Allerdings ist sie ein Punkt unter vielen im gedrängten Programm der Art Week. So stellt das Ausstellungsprojekt „Als wäre alles für immer“ im Kühlhaus Berlin Arbeiten von 30 internationalen Künstler und Künstlerinnen aus der Sammlung des Art’Us Collectors’ Collective aus, das seit langem gemeinsam sammelt. In der Schering Stiftung findet die erste Berliner Soloschau der finnischen Künstlerin Jenna Sutela statt, die sich mit den Bemühungen der Industrie beschäftigt, Milch für menschliche Säuglinge zu imitieren und aus dem Verlangen nach diesem Superfood poetische Geschichten macht. Wer eine Einladung zur Kunstmesse Positions besitzt, der kann am selben Tag die „Professional Preview“ in den Hangars 5 und 6 des ehemaligen Flughafens Tempelhof besuchen. 88 internationale Galerien bieten Zeitgenössisches, fünf von ihnen haben sich auf Kunst aus Afrika spezialisiert. Andere setzen auf junge Positionen wie die mit analogem Fotopapier experimentierende Marta Djourina (Galerie Feldbusch Wiesner Rudolph) oder auf Wiederentdeckungen, wie es die Galerie Zellermayer im Fall der 1959 verstorbenen Petra Petitpierre tut: Die Bauhauskünstlerin und Schülerin von Paul Klee bekommt eine Soloschau in den Räumen der Charlottenburger Galerie und ebenso einen zentralen Platz an ihrem Messestand.
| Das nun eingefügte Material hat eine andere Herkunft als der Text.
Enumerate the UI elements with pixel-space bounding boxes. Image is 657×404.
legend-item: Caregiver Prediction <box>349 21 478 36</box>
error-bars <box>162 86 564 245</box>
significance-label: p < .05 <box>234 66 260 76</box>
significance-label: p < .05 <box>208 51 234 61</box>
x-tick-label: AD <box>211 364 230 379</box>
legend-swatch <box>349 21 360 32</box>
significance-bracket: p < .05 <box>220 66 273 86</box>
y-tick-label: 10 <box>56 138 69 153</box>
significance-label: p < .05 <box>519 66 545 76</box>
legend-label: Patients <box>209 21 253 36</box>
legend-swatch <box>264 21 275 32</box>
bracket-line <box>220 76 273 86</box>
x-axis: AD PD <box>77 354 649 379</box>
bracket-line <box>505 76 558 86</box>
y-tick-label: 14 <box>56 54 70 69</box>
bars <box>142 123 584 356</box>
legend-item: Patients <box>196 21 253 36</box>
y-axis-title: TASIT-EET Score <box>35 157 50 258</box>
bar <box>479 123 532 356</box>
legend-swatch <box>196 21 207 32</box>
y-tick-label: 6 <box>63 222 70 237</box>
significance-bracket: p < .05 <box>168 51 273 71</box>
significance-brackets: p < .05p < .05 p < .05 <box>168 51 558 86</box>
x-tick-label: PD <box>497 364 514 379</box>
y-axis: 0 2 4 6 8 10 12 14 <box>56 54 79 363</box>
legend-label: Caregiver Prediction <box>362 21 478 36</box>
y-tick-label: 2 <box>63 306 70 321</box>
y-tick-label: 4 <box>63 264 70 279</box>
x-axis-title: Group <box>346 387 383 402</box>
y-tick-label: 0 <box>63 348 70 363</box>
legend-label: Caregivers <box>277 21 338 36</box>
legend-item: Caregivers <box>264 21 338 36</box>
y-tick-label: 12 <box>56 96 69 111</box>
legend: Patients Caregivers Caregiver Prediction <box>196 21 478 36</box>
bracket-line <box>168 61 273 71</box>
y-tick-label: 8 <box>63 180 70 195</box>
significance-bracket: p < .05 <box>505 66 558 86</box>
Cameron Clayborn homegrown #1
Cameron Clayborns Werk „homegrown #1“ (2021) steht im Hamburger Bahnhof. © Simone Subal Gallery NY / Studio Shapiro

Am anderen Ende der Stadt eröffnen ab 15 Uhr die Wilhelm Hallen ihre Sonderausstellung „Hallen #3 − Reinickendorf rules“. Hier sind Galerien wie Esther Schipper oder HUA International vertreten, die unrenovierten Hallen des Industrieareals erzeugen eine einzigartige Atmosphäre. Ähnlich wie der Keller des Schinkel-Pavillons, den die Künstlerin Nina Pohl etabliert und zu einer Adresse für erstklassige, meist ortsspezifische Ausstellungen gemacht hat.
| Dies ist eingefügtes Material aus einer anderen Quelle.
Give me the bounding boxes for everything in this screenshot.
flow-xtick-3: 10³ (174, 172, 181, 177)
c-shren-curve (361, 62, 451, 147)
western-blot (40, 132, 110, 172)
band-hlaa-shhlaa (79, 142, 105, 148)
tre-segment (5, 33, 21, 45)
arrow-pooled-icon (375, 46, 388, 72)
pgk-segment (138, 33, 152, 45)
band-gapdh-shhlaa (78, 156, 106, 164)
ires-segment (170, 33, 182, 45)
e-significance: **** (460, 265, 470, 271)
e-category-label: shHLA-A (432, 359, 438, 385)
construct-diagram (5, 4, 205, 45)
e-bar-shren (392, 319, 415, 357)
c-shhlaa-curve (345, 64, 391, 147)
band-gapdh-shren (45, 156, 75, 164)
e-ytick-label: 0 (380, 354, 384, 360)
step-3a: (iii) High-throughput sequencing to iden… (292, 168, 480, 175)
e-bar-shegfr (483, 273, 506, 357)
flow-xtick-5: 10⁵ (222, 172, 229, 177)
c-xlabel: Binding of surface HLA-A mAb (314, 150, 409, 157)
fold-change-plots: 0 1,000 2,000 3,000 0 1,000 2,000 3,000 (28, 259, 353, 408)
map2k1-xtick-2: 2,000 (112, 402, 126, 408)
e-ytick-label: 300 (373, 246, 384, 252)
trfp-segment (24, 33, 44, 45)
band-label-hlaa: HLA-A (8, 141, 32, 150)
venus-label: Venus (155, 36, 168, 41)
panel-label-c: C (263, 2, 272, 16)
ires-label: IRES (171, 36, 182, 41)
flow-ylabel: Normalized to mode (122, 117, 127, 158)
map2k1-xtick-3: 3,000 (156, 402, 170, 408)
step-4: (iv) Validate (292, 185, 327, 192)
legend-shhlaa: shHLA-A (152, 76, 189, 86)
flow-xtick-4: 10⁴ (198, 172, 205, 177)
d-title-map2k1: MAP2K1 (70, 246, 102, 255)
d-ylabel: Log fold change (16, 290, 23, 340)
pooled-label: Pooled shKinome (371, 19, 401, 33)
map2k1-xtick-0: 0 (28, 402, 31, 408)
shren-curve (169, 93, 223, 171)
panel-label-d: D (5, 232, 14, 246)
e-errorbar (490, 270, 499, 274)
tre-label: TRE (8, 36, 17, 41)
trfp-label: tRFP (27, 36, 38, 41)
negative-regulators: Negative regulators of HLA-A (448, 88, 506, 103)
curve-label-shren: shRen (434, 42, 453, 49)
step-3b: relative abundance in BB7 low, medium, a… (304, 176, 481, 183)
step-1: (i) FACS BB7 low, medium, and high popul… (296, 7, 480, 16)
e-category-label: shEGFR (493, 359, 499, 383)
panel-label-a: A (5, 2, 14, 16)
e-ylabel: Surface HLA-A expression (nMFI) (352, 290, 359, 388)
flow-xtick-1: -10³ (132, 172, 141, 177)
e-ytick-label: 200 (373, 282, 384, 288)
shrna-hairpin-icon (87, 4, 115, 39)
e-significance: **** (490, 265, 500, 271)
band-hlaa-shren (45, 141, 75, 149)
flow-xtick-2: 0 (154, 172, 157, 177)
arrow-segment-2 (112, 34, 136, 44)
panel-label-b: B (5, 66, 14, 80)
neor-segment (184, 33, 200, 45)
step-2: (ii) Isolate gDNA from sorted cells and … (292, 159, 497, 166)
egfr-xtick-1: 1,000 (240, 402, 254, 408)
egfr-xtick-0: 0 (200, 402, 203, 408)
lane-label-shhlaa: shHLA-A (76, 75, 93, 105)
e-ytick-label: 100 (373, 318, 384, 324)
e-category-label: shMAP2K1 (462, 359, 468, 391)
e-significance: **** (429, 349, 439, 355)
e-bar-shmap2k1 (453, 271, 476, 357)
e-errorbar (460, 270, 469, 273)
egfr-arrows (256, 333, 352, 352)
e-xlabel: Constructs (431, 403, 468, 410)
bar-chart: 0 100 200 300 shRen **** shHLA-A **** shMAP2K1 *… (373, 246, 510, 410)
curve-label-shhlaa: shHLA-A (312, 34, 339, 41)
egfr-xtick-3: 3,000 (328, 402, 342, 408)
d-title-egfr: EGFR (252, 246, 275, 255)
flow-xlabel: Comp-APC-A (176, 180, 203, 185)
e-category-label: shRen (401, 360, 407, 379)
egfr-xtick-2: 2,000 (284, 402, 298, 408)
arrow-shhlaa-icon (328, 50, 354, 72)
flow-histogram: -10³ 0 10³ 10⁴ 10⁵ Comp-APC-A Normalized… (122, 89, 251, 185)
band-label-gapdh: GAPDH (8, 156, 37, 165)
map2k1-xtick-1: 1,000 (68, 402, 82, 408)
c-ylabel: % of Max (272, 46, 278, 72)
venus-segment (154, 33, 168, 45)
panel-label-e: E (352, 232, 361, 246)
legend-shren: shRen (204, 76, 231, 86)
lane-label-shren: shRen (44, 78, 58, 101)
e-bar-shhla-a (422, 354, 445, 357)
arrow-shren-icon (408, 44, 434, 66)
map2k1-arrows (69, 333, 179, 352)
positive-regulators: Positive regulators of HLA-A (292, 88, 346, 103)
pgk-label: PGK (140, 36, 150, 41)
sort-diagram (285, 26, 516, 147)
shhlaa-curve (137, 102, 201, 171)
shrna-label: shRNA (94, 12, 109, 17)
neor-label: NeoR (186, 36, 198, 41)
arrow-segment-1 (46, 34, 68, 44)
Diesmal widmen sich Anna Uddenberg und Jon Rafman der eigensinnigen Architektur, in der zu DDR-Zeiten Erich Honecker exklusive Partys veranstaltete. Die Vernissage findet auch hier − wie in der Schering Stiftung oder den KWInstitute for Contemporary Art − bereits am 14. September statt, doch während der Art Week haben die meisten Häuser Sonderöffnungszeiten, um dem Publikum Gelegenheit zu geben, sich möglichst überall umzusehen.
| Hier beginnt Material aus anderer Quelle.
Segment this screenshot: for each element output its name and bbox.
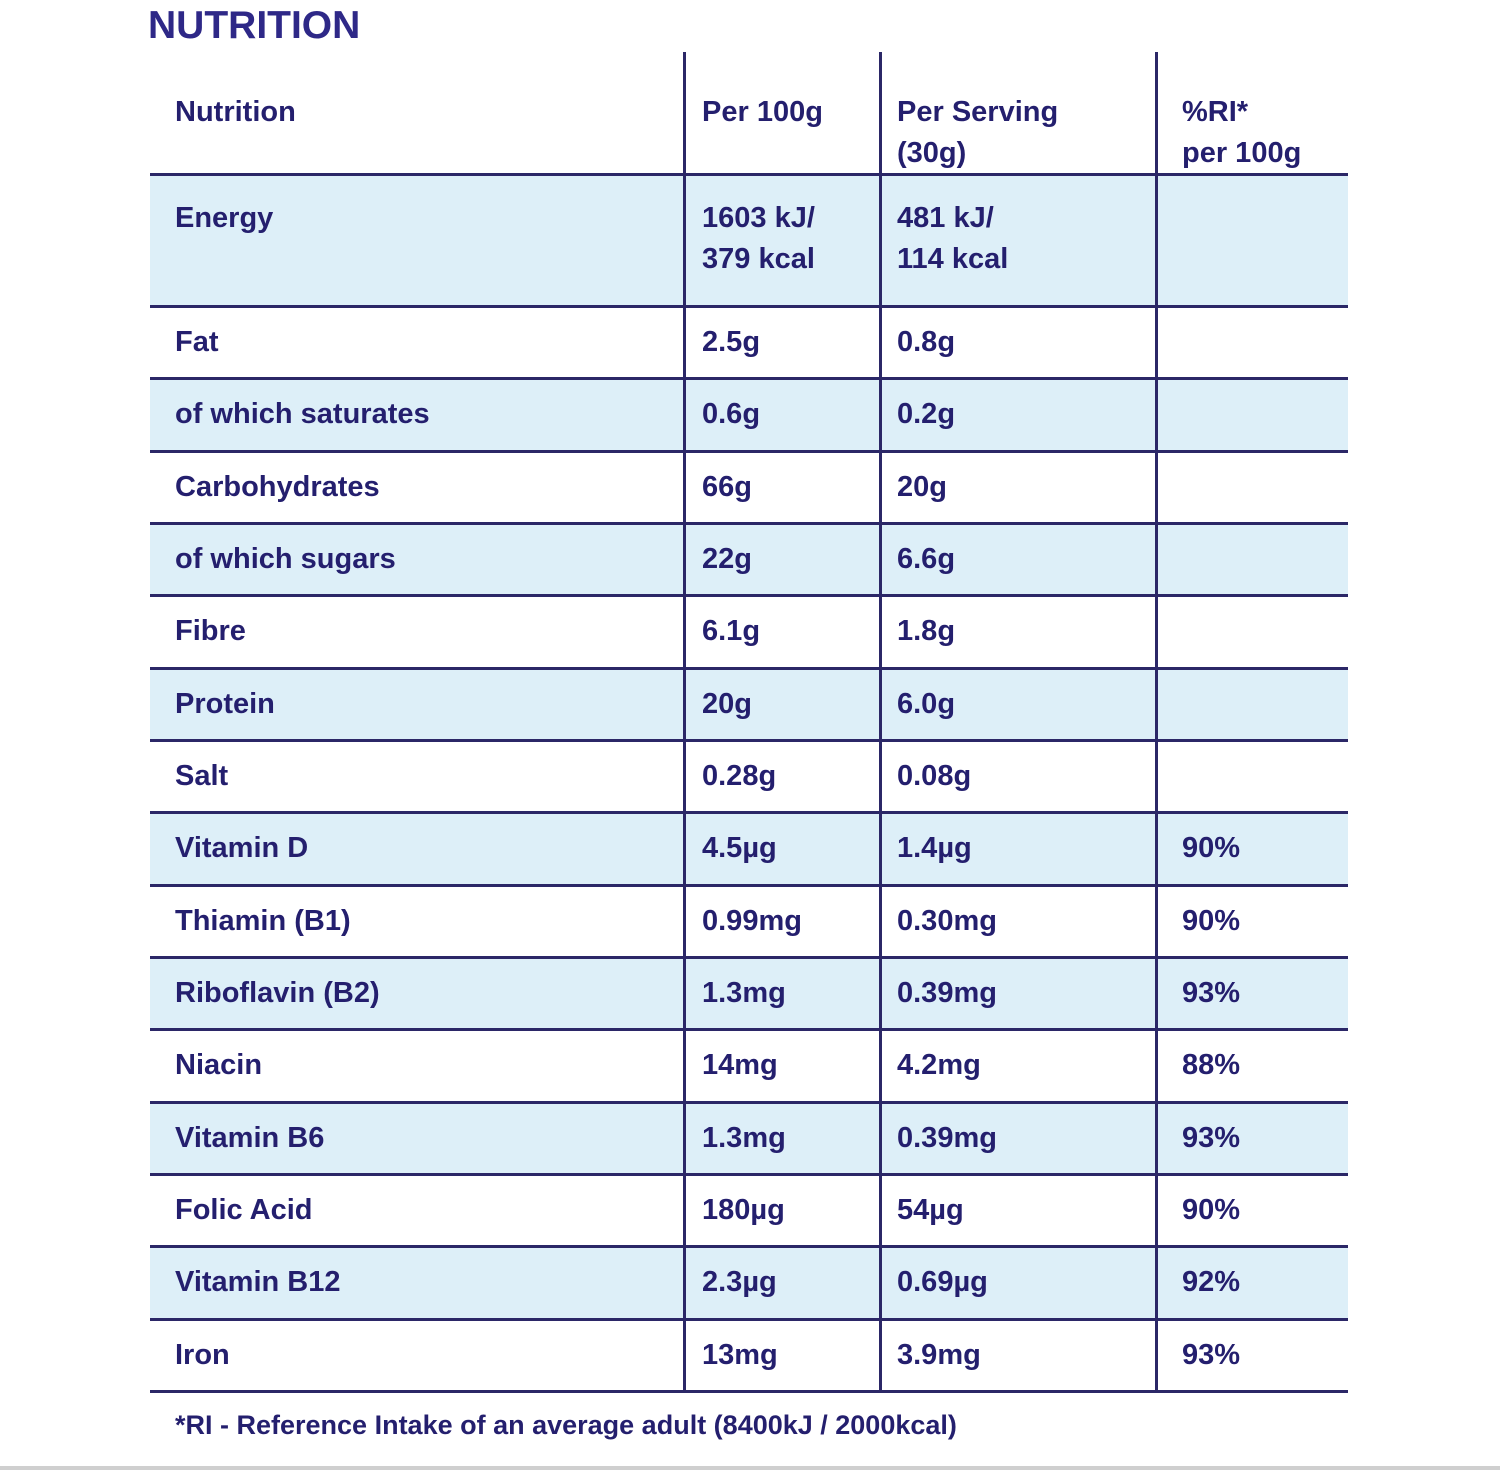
value-per-serving: 54µg bbox=[879, 1175, 1155, 1246]
value-ri-per-100g bbox=[1155, 308, 1348, 378]
value-per-100g: 6.1g bbox=[683, 597, 879, 667]
value-ri-per-100g bbox=[1155, 597, 1348, 667]
value-per-100g: 180µg bbox=[683, 1175, 879, 1246]
row-label: of which sugars bbox=[175, 543, 396, 576]
value-per-serving: 0.08g bbox=[879, 741, 1155, 812]
table-row-iron: Iron 13mg 3.9mg 93% bbox=[150, 1317, 1348, 1390]
row-label: Iron bbox=[175, 1338, 230, 1371]
table-row-fat: Fat 2.5g 0.8g bbox=[150, 305, 1348, 378]
value-ri-per-100g bbox=[1155, 524, 1348, 595]
value-ri-per-100g: 93% bbox=[1155, 1320, 1348, 1390]
value-per-serving: 0.8g bbox=[879, 308, 1155, 378]
row-label: Salt bbox=[175, 760, 229, 793]
value-per-100g: 0.99mg bbox=[683, 886, 879, 956]
row-label: Fibre bbox=[175, 615, 246, 648]
value-per-100g: 2.5g bbox=[683, 308, 879, 378]
value-per-100g: 4.5µg bbox=[683, 814, 879, 884]
row-label: Thiamin (B1) bbox=[175, 904, 351, 937]
value-per-serving: 1.8g bbox=[879, 597, 1155, 667]
value-per-serving: 0.30mg bbox=[879, 886, 1155, 956]
value-per-100g: 66g bbox=[683, 452, 879, 522]
table-row-vitamin-b12: Vitamin B12 2.3µg 0.69µg 92% bbox=[150, 1245, 1348, 1318]
value-ri-per-100g: 93% bbox=[1155, 958, 1348, 1029]
table-row-niacin: Niacin 14mg 4.2mg 88% bbox=[150, 1028, 1348, 1101]
value-ri-per-100g bbox=[1155, 669, 1348, 739]
table-row-salt: Salt 0.28g 0.08g bbox=[150, 738, 1348, 812]
value-ri-per-100g bbox=[1155, 380, 1348, 450]
row-label: Carbohydrates bbox=[175, 470, 380, 503]
value-per-100g: 22g bbox=[683, 524, 879, 595]
value-per-100g: 20g bbox=[683, 669, 879, 739]
table-row-protein: Protein 20g 6.0g bbox=[150, 666, 1348, 739]
row-label: Vitamin B12 bbox=[175, 1266, 341, 1299]
table-row-energy: Energy 1603 kJ/ 379 kcal 481 kJ/ 114 kca… bbox=[150, 173, 1348, 305]
row-label: Folic Acid bbox=[175, 1194, 313, 1227]
value-ri-per-100g bbox=[1155, 452, 1348, 522]
value-per-serving: 3.9mg bbox=[879, 1320, 1155, 1390]
table-row-vitamin-d: Vitamin D 4.5µg 1.4µg 90% bbox=[150, 811, 1348, 884]
value-ri-per-100g: 90% bbox=[1155, 814, 1348, 884]
column-header-ri-per-100g: %RI* per 100g bbox=[1155, 52, 1348, 175]
value-ri-per-100g bbox=[1155, 741, 1348, 812]
reference-intake-footnote: *RI - Reference Intake of an average adu… bbox=[175, 1410, 957, 1440]
value-ri-per-100g: 88% bbox=[1155, 1031, 1348, 1101]
table-row-folic-acid: Folic Acid 180µg 54µg 90% bbox=[150, 1172, 1348, 1246]
row-label: Riboflavin (B2) bbox=[175, 977, 380, 1010]
table-row-sugars: of which sugars 22g 6.6g bbox=[150, 521, 1348, 595]
value-per-100g: 1.3mg bbox=[683, 958, 879, 1029]
column-header-per-100g: Per 100g bbox=[683, 52, 879, 175]
table-row-thiamin: Thiamin (B1) 0.99mg 0.30mg 90% bbox=[150, 883, 1348, 956]
bottom-edge-strip bbox=[0, 1466, 1500, 1470]
value-per-serving: 0.39mg bbox=[879, 958, 1155, 1029]
value-ri-per-100g bbox=[1155, 176, 1348, 305]
value-per-serving: 0.39mg bbox=[879, 1103, 1155, 1173]
value-per-serving: 481 kJ/ 114 kcal bbox=[879, 176, 1155, 305]
value-per-serving: 1.4µg bbox=[879, 814, 1155, 884]
value-per-100g: 0.6g bbox=[683, 380, 879, 450]
value-per-100g: 1.3mg bbox=[683, 1103, 879, 1173]
column-header-nutrition: Nutrition bbox=[175, 96, 296, 128]
value-per-100g: 13mg bbox=[683, 1320, 879, 1390]
value-per-serving: 0.69µg bbox=[879, 1248, 1155, 1318]
value-per-100g: 0.28g bbox=[683, 741, 879, 812]
table-row-carbohydrates: Carbohydrates 66g 20g bbox=[150, 449, 1348, 522]
value-per-serving: 4.2mg bbox=[879, 1031, 1155, 1101]
value-ri-per-100g: 92% bbox=[1155, 1248, 1348, 1318]
page-title: NUTRITION bbox=[148, 4, 361, 47]
value-per-100g: 2.3µg bbox=[683, 1248, 879, 1318]
table-header-row: Nutrition Per 100g Per Serving (30g) %RI… bbox=[150, 52, 1348, 175]
value-per-100g: 14mg bbox=[683, 1031, 879, 1101]
table-row-fibre: Fibre 6.1g 1.8g bbox=[150, 594, 1348, 667]
row-label: Protein bbox=[175, 687, 275, 720]
row-label: of which saturates bbox=[175, 398, 430, 431]
row-label: Vitamin B6 bbox=[175, 1121, 325, 1154]
value-per-100g: 1603 kJ/ 379 kcal bbox=[683, 176, 879, 305]
table-row-riboflavin: Riboflavin (B2) 1.3mg 0.39mg 93% bbox=[150, 955, 1348, 1029]
value-per-serving: 0.2g bbox=[879, 380, 1155, 450]
value-per-serving: 6.0g bbox=[879, 669, 1155, 739]
nutrition-table: Nutrition Per 100g Per Serving (30g) %RI… bbox=[150, 52, 1348, 1393]
row-label: Vitamin D bbox=[175, 832, 309, 865]
column-header-per-serving: Per Serving (30g) bbox=[879, 52, 1155, 175]
row-label: Fat bbox=[175, 326, 219, 359]
table-row-saturates: of which saturates 0.6g 0.2g bbox=[150, 377, 1348, 450]
value-ri-per-100g: 90% bbox=[1155, 1175, 1348, 1246]
row-label: Energy bbox=[175, 202, 274, 234]
value-per-serving: 20g bbox=[879, 452, 1155, 522]
row-label: Niacin bbox=[175, 1049, 263, 1082]
value-ri-per-100g: 93% bbox=[1155, 1103, 1348, 1173]
table-row-vitamin-b6: Vitamin B6 1.3mg 0.39mg 93% bbox=[150, 1100, 1348, 1173]
value-ri-per-100g: 90% bbox=[1155, 886, 1348, 956]
value-per-serving: 6.6g bbox=[879, 524, 1155, 595]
Diese kooperative Haltung ist über ein Jahrzehnt gewachsen. Die 11. Ausgabe der Berlin Art Week präsentiert sich als übergreifende Plattform, die Verkaufsinteressen mit institutionellen Präsentationen verwebt. Das war nicht immer so und die Stadt lange von Vorbehalten geprägt. Internationale Galerien hatten Berührungsängste der lokalen Szene gegenüber, Museen wollten mit ihrem Programm keinen Kunsthandel rahmen. Ein paar diskursive Schleifen später sind endlich alle präsent: Berlins Sammlerinnen und Sammler mit ihren privaten Ausstellungsräumen ebenso wie Off-Spaces von wichtigen Kuratoren wie Bonaventure Soh Bejeng Ndikung, der vor 13 Jahren Savvy Contemporary eröffnete. Ein Hotspot in Neukölln, der offiziell mit der Schau „Magical Hackerism. Or the Elasticity of Resilience“ am Art-Week-Programm teilnimmt. Und hätte sich jemand zur Premiere der Art Week vorstellen können, dass der Verein Berliner Kaufleute und Industrieller jungen Galerien 10.000 Euro Preisgeld für avantgardistische Ausstellungen spendiert? Das passiert jetzt zum sechsten Mal − mit Thomas Fischer, Office Impart und Soy Capitán stehen die Kandidaten des VBKI-Kunstpreises 2022 in Zusammenarbeit mit dem Landesverband Berliner Galerien fest: Er wird am 16. September verliehen.